When it came to developing her lineup of cake flavors, landing on a vanilla sweet spot was surprisingly the most challenging. Eventually, a moist vanilla cake with the perfect texture and taste emerged. On the other hand, Jamie says, her chocolate recipe came easily. Ideas for different filling flavors spring out of client requests—like white chocolate coconut-covered cookie crunch and Bailey’s Irish cream. It took six iterations to get the Bailey’s flavor right. “I was drinking at 9AM and then had to taste throughout the day. I was just slightly buzzed all day,” Jamie chuckles.
Photo: Courtesy of HBO Max & Baketopia
Such ambitious cake creations require Jamie to problem solve as an architect of sorts, ensuring the structural integrity of her sugar-y sculptures. To keep a magnificently-crafted dragon cake from losing its head, she improvised an internal armature to support the weight of the beast.
Cake tasting is a special moment for Jamie’s clients, especially for weddings. Couples are presented with perfectly straight, lined-up, evenly-sliced cake pieces. She wants them to get the perfect bite of cake on a fork, with the layers working as one. She likens herself to a personal shopper presenting all the possibilities. By giving clients choices from tiny details (like floral toppings made from wafer paper, sugar paste or genuine blossoms) to big ones like cake platform style, she creates a bespoke experience.
“It’s really cool to be able to get a look into the window of why a client wants a certain cake,” Jamie notes. “They let me design it, which is amazing.”
Once an order is placed, Jamie becomes consumed with designing the cake all the way to first bite. In a state of “cake brain,” Jamie mulls over how the cake flavor and presentation can combine to tell a meaningful personal story about her clients. “I will literally zone out or constantly be thinking about the cake design all the time,” she explains. “I cannot shut it off until I have an ‘aha’ moment, when I realize, ‘That’s it!’”

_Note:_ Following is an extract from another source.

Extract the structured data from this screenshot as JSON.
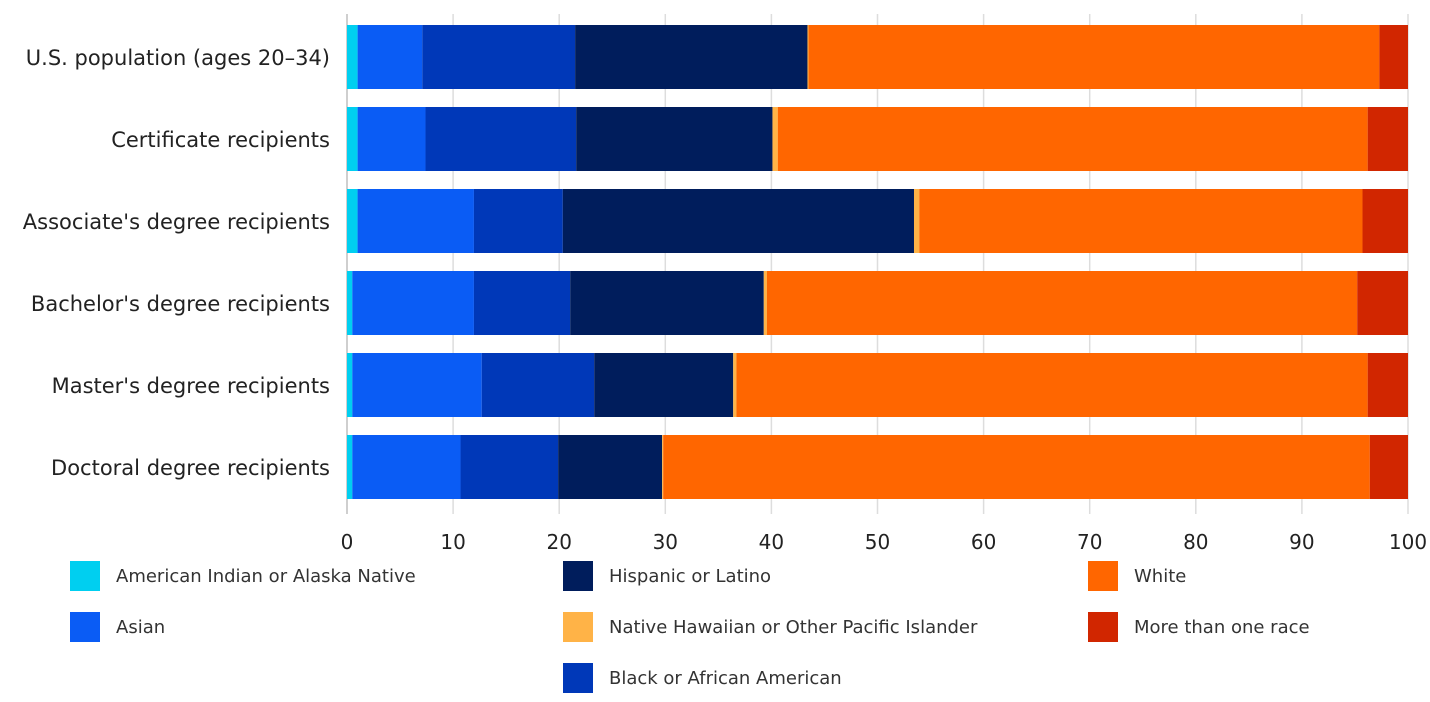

Each cake Jamie makes is unique, and she’s always learning new techniques and tools to up her game. Armed with basic caking skills like blending or working with fondant, Jamie looks for creative ways to incorporate them with modeling chocolate and other edible features. She’ll also incorporate art methods not usually associated with the culinary scene, like water coloring on fondant. Jamie’s process of organized chaos guides her from initial sketch to the final icing details right before delivery. “When everything comes together is when I get really happy,” she reflects with a smile.